Tuesday, March 4, 2014

(American Meat Institute)

The Food and Drug Administration (FDA) last week announced two proposed food labeling rules that will add new information to nutrition facts panels and adjust serving sizes to reflect what is reasonably consumed at a sitting. 


Proposed changes to the nutrition facts panel include:  removing the declaration of "calories from fat;" requiring the declaration of "added sugars;" updating the list of vitamins and minerals of public health significance; requiring the declaration of vitamin D and potassium;  permitting, rather than requiring, declaration of vitamins A and C; updating the reference value for the declaration of percent Daily Value (DV)for sodium from 2,400 mg to 2,300 mg; and increasing the prominence of the numeric value of calories, "servings per container," and number of servings per container.


Other proposed changes include moving the %DV to the left side of the label; removing the requirement for the footnote table listing reference values for certain nutrients in a 2,000 and 2,500 calorie diets; and requiring record maintenance to support the declarations of certain nutrients under specified conditions (products that contain no-digestible carbohydrates that do not meet the definition of dietary fiber, more than one source of sugar, added sugars that undergo fermentation, various forms of vitamin E, or folate and folic acid). FDA is proposing an effective date 60 days from publication of the final rule with a compliance date two years after the effective date. 
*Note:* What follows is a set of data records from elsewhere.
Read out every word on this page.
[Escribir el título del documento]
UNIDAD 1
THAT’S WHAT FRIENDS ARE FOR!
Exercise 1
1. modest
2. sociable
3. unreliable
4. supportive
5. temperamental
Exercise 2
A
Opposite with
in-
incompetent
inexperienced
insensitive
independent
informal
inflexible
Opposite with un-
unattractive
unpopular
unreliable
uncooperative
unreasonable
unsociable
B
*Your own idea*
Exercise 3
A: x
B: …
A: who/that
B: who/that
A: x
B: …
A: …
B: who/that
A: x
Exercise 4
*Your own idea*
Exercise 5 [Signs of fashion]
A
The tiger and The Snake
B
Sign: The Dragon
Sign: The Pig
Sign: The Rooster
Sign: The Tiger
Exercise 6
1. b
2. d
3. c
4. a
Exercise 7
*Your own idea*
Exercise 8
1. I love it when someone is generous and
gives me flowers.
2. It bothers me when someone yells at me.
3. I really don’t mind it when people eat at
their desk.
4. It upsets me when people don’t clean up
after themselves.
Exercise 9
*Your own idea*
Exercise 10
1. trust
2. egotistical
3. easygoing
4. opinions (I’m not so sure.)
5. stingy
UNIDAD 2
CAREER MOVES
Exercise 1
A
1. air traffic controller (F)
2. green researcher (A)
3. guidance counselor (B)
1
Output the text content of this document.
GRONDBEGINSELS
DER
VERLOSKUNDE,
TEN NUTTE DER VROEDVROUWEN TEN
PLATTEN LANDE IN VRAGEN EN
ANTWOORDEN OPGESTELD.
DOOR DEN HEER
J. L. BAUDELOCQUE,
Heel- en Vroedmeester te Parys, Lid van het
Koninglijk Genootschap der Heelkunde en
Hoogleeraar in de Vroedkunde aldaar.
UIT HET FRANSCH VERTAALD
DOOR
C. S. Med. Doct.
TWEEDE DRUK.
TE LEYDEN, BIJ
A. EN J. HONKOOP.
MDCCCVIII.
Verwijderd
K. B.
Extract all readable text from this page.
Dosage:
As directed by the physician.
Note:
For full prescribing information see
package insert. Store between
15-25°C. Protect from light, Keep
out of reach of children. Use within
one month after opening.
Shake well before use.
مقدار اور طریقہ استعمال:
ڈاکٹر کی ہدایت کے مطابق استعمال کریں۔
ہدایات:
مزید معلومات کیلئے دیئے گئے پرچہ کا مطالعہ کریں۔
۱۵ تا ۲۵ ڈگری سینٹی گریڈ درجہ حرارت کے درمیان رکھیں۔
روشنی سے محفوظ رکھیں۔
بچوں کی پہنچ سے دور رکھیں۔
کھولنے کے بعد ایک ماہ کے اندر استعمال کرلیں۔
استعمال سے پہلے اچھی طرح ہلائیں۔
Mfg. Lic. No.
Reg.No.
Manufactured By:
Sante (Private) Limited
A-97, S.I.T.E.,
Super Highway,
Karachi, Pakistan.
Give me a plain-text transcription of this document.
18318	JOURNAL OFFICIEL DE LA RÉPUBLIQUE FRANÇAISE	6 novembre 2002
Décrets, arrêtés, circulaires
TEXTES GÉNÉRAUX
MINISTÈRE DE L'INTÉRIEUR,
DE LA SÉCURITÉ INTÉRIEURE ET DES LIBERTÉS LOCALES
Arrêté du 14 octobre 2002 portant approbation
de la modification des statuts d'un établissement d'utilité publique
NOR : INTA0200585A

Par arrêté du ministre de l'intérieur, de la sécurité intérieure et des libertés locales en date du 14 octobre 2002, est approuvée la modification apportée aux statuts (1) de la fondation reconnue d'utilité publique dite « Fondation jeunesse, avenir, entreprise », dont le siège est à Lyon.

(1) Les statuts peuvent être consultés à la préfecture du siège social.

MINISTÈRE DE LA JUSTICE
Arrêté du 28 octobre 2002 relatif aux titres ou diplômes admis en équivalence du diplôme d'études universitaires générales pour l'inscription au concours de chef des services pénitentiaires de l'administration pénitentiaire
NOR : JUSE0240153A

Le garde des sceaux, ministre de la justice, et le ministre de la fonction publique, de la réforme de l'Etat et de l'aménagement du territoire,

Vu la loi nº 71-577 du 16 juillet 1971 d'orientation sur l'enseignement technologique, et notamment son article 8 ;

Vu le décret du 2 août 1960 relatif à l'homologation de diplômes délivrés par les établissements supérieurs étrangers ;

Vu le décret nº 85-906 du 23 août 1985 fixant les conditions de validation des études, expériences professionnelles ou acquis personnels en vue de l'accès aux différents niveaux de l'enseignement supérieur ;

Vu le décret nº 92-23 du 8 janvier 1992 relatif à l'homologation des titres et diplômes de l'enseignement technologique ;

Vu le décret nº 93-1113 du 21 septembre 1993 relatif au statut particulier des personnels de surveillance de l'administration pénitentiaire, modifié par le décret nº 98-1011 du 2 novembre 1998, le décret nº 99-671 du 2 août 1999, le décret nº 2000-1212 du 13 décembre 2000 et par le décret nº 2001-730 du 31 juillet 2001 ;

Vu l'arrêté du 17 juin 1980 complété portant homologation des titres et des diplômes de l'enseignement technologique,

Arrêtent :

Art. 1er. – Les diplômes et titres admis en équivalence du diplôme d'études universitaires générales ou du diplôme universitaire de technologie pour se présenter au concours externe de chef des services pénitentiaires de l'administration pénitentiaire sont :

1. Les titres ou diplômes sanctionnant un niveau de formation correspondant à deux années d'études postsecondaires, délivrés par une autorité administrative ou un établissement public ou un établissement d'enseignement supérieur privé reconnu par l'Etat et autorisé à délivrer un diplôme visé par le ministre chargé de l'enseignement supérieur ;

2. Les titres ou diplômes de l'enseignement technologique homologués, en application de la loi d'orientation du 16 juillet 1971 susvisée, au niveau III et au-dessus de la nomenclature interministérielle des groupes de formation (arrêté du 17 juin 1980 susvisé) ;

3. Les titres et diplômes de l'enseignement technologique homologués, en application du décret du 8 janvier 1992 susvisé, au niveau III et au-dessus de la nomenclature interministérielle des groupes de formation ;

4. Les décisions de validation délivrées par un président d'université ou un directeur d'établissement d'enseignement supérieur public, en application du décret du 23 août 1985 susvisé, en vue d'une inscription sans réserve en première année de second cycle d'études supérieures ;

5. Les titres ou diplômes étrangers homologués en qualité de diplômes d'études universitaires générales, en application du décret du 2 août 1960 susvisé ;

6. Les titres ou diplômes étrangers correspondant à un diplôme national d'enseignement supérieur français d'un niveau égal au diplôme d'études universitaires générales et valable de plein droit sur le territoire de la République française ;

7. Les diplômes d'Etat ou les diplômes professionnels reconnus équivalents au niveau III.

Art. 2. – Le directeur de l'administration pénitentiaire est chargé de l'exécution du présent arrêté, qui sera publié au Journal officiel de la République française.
The second rule on serving sizes proposes to amend the reference amount customarily consumer used to determine serving size; amend some of the required procedures used to determine serving sizes, amend the definition of single serve container; and require that certain containers of food bear an additional column of nutrition information to aid consumer understanding of the nutritional significance of consuming an entire container.


The proposals will publish in the Federal Register on March 3 with a 90-day comment period.